Canada GDP in April Climbs 0.2%--Update

Canadian economic output expanded in April for a sixth straight monthly gain, with the majority of industrial components registering advances. On a one-year basis, the economy rose at its fastest pace in nearly three years, or before the oil-price shock, setting the stage for a possible Bank of Canada rate increase next month.

Canada's gross domestic product, or the broadest measure of goods and services produced in an economy, rose 0.2% in April from the previous month, to 1.72 trillion Canadian dollars ($1.32 trillion), Statistics Canada said Friday. This represented a slowdown from the 0.5% increase recorded in March, but the April result was in line with market expectations, according to economists at Royal Bank of Canada.

On a year-over-year basis, GDP rose 3.3% in April, or the biggest such gain since June, 2014.

The services sector, which accounts for roughly two-thirds of output, did the heavy lifting in April, led by wholesale and retail trade. A strong gain in the commodity sector was offset by a decline in manufacturing.

This piece of data emerges a month after Canada recorded the fastest pace of growth in the first quarter among Group of Seven countries, with 3.7% annualized expansion in the January-to-March period.

The GDP results in April emerged just before the Bank of Canada issues its next interest-rate decision July 12, and against a backdrop of a significant sea-change in central bank messaging regarding the economic outlook. It has led investors to price in a roughly 70% chance the central bank raises its benchmark policy rate for the first time since 2010.

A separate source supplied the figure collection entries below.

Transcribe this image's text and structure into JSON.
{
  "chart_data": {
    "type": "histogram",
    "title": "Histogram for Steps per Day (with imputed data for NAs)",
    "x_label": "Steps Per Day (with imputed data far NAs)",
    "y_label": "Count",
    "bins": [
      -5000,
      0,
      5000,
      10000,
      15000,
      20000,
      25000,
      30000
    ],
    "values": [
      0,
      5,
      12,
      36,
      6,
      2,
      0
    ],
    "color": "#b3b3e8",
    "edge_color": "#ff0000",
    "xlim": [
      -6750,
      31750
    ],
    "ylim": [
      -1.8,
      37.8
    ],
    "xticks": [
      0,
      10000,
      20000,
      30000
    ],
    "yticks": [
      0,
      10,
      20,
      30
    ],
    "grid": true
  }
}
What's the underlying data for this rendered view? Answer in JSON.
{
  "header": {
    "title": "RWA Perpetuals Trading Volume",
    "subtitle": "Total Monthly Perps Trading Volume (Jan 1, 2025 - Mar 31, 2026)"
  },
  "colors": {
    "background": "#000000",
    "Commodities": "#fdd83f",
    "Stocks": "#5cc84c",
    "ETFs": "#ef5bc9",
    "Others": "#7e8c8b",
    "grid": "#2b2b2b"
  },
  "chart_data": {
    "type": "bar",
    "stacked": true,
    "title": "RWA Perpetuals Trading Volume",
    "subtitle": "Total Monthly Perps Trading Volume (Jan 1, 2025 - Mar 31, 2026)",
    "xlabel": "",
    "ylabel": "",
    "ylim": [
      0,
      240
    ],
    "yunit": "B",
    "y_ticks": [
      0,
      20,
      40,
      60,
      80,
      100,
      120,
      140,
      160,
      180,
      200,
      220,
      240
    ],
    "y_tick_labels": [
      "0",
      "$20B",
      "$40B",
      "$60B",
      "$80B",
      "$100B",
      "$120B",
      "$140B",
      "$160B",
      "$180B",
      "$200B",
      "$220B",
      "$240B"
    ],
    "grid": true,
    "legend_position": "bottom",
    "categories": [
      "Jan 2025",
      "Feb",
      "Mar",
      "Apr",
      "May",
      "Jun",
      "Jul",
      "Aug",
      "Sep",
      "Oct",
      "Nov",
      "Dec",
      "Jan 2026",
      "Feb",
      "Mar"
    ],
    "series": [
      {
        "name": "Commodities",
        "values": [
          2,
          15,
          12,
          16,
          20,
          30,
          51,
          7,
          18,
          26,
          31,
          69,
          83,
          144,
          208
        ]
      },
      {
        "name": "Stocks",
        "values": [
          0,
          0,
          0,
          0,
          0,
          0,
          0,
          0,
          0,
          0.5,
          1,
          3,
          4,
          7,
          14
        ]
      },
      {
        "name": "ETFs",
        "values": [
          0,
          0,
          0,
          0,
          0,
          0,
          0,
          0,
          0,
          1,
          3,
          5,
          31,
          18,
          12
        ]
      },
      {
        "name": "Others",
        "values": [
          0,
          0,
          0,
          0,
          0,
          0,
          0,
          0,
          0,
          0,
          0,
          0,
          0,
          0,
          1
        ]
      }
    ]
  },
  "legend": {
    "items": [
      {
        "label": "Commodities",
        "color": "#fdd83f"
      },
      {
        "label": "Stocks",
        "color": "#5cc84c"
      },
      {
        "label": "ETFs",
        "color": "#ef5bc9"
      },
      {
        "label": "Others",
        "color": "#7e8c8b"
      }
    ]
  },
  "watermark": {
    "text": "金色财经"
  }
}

The April GDP report signals "the economy carried considerable momentum into the second quarter," said David Madani, Toronto-based economist at Capital Economics. "Needless to say, this will reinforce market speculation that the Bank of Canada will raise interest rates soon."

Commentary from senior central bank officials, led by Gov. Stephen Poloz, has highlighted how the two rate cuts delivered in 2015 have done their job in stoking growth, and positioning the economy on firmer ground amid the prospect of lower commodity prices.

In an interview, this week that stoked rate-rise expectations for next month, Mr. Poloz said growth in Canada would decelerate following a strong first quarter, but not in a dramatic fashion. Growth would remain above potential, he added, and "that means that we're absorbing excess capacity that was built up in the wake of the crisis and then built up again in the wake of the oil shock two years ago." This would have to be taken into account when officials deliberate in July, he added.

The change in the Bank of Canada's tone is in concert with similar signals from other major developed-world central banks, and suggests the days of unprecedented monetary stimulus are coming to close. This has led to a selloff this week in global government bonds, and advances in the Canadian dollar and U.K. pound.

April's GDP report indicated 14 of the 20 sectors grew on a month-over-month basis, reinforcing the central bank's belief that the pickup in economic activity is broadening on an industrial and regional basis. Growth in the province of Quebec, for example, has been accelerating, and is on track for its best one-year performance in a decade.

The wholesale and retail trade sectors both advanced 0.5% from the previous month, while mining grew 2.7% after declines in the previous two months. The energy sector rose 0.8%. The factory sector, however, fell 0.9%, on weakness in food processing and machinery production.